An Encyclopaedia on Chinese History and Literature

Gechu yishi 革除逸史

Jun 11, 2019 © Ulrich Theobald

Gechu yishi 革除逸史 "Remnant history of the elimination", also called Xunguoji 遜國記 "The abdication of the throne", is a history book written by the Ming-period 明 (1368-1644) master Zhu Mujie 朱睦㮮 (1518-1587), who was also author of the books Shengdian 聖典, Shoujingtu 授經圖 and Zhouyi jiyi 周易稽疑. His collected writings are called Pishang ji 陂上集.

The 2-juan long book describes how Zhu Di 朱棣 (the eventual Emperor Chengzu 明成祖, r. 1402-1424), the Prince of Yan 燕, conquered the capital Nanjing 南京 and overthrew the Jianwen Emperor 建文帝 (r. 1398-1402). The term "elimination" (gechu 革除) refers to the abolishment of the reign motto Jianwen and the reintroduction of the motto Hongwu 洪武 (1368-1398/1403).

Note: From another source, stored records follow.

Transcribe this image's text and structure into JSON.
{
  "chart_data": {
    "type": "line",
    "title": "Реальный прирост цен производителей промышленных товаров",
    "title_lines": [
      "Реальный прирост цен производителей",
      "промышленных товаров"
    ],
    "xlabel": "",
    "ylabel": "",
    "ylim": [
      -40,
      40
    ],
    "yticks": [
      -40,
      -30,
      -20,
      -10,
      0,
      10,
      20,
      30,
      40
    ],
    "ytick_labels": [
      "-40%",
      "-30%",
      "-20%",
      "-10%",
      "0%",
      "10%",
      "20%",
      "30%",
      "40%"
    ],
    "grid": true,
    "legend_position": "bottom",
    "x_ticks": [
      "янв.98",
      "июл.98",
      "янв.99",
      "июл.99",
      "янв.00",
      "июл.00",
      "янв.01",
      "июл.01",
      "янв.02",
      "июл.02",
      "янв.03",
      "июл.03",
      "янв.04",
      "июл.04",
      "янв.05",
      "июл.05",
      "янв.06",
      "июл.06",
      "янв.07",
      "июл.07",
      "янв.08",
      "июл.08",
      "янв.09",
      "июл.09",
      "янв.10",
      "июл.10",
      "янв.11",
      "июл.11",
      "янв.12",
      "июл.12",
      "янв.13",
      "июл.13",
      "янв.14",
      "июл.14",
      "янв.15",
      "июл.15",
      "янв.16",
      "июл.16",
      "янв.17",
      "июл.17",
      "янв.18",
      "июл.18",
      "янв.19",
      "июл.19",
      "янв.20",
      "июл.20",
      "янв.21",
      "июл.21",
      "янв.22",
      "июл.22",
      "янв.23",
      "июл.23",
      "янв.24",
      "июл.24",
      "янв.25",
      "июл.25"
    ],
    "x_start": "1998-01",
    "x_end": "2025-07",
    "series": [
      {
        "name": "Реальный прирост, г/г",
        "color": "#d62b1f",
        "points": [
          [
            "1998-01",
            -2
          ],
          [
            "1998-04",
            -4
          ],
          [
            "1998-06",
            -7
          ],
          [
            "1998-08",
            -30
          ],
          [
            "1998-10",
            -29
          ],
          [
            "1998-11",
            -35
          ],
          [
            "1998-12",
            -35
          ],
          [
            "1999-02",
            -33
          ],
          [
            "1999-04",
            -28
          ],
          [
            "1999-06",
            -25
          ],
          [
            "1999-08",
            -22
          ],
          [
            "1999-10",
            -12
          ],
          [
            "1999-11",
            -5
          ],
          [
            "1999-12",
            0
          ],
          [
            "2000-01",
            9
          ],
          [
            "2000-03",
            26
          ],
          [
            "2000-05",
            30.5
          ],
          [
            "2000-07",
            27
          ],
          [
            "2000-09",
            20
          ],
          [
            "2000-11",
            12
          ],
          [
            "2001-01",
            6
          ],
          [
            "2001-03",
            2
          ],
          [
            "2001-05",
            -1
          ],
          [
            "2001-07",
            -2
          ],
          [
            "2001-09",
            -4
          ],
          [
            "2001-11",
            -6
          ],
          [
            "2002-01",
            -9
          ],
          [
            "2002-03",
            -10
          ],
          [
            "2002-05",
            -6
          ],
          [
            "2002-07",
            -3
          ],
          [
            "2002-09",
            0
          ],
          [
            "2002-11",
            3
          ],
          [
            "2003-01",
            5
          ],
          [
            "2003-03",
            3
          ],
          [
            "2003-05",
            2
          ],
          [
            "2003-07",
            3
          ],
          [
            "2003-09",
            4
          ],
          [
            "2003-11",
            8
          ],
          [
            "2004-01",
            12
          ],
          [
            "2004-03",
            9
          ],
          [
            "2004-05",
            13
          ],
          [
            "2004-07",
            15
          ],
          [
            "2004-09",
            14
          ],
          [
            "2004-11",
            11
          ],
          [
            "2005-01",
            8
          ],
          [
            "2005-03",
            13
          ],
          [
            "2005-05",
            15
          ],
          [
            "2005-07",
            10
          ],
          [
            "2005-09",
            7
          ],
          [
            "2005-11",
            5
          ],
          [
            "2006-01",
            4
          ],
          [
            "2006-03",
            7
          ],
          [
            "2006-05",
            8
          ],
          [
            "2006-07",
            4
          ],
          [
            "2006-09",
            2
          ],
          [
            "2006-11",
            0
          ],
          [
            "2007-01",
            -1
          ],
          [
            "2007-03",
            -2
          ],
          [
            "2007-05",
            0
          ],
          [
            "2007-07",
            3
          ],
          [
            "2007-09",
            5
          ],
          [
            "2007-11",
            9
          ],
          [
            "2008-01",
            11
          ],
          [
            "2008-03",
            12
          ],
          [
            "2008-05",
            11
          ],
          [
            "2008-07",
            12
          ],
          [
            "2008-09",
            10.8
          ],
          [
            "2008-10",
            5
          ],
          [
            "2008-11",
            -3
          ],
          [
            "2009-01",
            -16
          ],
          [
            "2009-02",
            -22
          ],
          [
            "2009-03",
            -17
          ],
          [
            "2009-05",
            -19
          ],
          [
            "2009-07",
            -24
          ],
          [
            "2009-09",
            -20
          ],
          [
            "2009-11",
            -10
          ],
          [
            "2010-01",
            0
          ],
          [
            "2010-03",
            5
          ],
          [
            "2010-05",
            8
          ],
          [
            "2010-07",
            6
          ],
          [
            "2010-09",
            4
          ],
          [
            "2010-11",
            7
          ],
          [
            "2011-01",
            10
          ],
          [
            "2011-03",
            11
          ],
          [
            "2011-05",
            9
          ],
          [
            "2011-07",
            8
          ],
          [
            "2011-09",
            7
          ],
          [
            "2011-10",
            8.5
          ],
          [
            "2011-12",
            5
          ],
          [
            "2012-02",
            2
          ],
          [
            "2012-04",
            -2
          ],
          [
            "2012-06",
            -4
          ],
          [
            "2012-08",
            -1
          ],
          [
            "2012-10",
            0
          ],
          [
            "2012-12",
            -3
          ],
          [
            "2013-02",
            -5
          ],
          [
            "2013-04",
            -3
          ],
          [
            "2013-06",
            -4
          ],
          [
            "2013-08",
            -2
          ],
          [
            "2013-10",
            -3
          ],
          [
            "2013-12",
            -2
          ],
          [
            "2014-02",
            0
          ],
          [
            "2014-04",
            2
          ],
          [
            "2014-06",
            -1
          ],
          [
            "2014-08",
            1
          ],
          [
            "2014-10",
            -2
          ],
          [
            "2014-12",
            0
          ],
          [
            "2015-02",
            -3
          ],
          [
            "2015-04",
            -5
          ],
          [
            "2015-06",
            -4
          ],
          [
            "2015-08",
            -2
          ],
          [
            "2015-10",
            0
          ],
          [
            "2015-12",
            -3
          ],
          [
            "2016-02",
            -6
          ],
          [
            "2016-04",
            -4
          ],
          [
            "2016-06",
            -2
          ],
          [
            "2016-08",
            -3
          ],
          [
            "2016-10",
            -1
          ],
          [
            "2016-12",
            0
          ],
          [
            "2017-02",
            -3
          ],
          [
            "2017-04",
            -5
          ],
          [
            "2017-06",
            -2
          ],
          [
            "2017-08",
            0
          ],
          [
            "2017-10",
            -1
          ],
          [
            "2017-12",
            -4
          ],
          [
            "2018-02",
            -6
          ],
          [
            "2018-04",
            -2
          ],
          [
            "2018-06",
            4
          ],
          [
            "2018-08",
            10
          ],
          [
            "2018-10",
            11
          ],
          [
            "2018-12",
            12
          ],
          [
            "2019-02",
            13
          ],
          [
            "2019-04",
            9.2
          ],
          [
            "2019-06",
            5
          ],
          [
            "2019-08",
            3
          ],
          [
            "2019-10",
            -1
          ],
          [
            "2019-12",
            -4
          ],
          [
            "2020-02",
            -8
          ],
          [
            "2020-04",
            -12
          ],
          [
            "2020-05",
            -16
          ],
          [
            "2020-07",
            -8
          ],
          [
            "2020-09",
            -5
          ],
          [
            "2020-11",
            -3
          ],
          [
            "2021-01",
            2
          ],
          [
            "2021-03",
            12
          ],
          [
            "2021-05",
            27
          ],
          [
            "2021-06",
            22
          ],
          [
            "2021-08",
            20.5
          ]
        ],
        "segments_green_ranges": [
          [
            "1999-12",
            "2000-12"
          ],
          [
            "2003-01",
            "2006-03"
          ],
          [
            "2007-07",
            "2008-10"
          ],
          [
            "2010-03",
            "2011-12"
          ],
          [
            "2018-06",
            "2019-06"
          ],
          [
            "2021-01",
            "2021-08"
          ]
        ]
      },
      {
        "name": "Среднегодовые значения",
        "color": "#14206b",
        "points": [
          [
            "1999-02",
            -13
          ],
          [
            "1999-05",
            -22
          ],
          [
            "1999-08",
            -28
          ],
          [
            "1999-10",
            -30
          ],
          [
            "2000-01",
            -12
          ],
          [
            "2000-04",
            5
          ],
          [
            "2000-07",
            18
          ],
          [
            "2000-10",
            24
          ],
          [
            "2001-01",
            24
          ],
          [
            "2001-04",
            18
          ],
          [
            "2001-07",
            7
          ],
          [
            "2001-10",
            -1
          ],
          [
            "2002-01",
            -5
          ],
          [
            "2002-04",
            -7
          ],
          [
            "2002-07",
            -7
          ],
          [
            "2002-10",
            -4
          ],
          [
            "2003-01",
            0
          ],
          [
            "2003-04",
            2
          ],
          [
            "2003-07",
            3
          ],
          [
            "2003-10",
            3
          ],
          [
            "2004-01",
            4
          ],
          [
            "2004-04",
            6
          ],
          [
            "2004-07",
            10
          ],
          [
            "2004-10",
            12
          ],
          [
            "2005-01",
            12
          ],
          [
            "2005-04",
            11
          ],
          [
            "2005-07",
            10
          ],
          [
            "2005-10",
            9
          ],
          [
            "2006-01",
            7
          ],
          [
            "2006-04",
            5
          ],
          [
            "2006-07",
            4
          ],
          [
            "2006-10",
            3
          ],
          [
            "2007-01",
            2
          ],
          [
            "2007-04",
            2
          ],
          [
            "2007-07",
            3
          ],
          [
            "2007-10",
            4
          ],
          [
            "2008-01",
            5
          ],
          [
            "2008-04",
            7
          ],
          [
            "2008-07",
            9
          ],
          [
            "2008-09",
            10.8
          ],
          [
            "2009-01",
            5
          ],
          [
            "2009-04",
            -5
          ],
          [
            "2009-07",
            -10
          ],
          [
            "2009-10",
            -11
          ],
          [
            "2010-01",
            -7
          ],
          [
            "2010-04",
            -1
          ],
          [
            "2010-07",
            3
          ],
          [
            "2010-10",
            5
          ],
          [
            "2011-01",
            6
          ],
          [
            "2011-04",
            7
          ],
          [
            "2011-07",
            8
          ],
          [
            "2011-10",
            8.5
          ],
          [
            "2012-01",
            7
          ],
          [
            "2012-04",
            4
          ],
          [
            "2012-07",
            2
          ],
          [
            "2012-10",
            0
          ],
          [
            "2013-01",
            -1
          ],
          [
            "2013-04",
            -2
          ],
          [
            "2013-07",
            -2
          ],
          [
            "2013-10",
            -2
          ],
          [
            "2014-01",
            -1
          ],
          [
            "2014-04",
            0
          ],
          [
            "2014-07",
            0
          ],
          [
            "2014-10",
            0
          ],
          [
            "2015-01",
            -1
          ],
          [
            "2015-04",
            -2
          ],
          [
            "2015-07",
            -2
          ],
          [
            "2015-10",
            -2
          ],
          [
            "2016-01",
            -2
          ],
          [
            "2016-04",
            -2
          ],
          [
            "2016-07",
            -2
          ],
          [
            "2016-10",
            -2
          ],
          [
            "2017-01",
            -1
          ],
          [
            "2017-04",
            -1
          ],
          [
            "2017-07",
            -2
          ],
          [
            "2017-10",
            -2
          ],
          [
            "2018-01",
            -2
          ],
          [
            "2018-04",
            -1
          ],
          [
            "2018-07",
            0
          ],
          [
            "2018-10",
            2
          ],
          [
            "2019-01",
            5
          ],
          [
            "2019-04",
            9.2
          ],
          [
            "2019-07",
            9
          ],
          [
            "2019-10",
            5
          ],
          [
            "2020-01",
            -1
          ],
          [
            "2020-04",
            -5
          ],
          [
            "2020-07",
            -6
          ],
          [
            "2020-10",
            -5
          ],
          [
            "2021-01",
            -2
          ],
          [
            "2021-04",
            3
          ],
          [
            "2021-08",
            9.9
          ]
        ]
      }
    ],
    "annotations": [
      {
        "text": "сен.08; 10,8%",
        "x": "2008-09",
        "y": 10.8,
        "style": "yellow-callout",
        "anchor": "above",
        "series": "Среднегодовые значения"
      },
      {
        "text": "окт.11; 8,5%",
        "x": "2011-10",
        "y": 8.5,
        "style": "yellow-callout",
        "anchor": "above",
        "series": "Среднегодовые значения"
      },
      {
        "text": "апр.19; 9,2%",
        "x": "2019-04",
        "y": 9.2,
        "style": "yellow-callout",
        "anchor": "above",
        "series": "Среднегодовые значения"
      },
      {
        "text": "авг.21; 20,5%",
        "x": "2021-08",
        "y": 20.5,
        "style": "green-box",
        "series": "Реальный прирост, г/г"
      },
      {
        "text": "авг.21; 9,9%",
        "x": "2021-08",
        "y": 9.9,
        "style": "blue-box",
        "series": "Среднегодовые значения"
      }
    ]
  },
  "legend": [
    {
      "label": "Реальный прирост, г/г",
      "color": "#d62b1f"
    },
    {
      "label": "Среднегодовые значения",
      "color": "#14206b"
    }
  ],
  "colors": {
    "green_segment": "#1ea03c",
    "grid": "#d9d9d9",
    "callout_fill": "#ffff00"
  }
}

The book was prohibited for two decades and only rarely available. Only during the 1430s, documents from the Jianwen reign-period reappeared and allowed a discourse over the usurpation of the Yongle Emperor 永樂帝 (i.e. Chengzu) of the throne of his uncle. The adherents of the Jianwen Emperor having died for their sovereign were regarded as heroes or martyrs. Their loyalty was praised in writings like (Fengtian) Jingnanlu (奉天)靖難錄 (anonymous), Congwanglu 從亡錄 (? Congwang suibi 從亡隨筆 by Qian Shisheng 錢士升) or Zhishenlu 致身錄 by Shi Zhongbin 史仲彬, and also in a book called Gechulu 革除錄. The latter had the character of a novella intermixed with historical facts. Zhu Mujie revised the text on the base of official documents and produced a reliable history book on the events during the time. The book was finished in 1574. Its only shortcoming is the preservation of the legend that the Jianwen Emperor escaped, lived as a monk, and even found entrance into the imperial palace during the Zhengtong reign-period 正統 (1436-1449).

A Ming-period print and a manuscript version survive. The book is included in the series Siku quanshu 四庫全書, Zhihai 指海 and Zhongguo yeshi jicheng 中國野史集成.

Wu Feng 吳楓, ed. (1987). Jianming Zhongguo guji cidian 簡明中國古籍辭典 (Changchun: Jilin wenshi chubanshe), 601.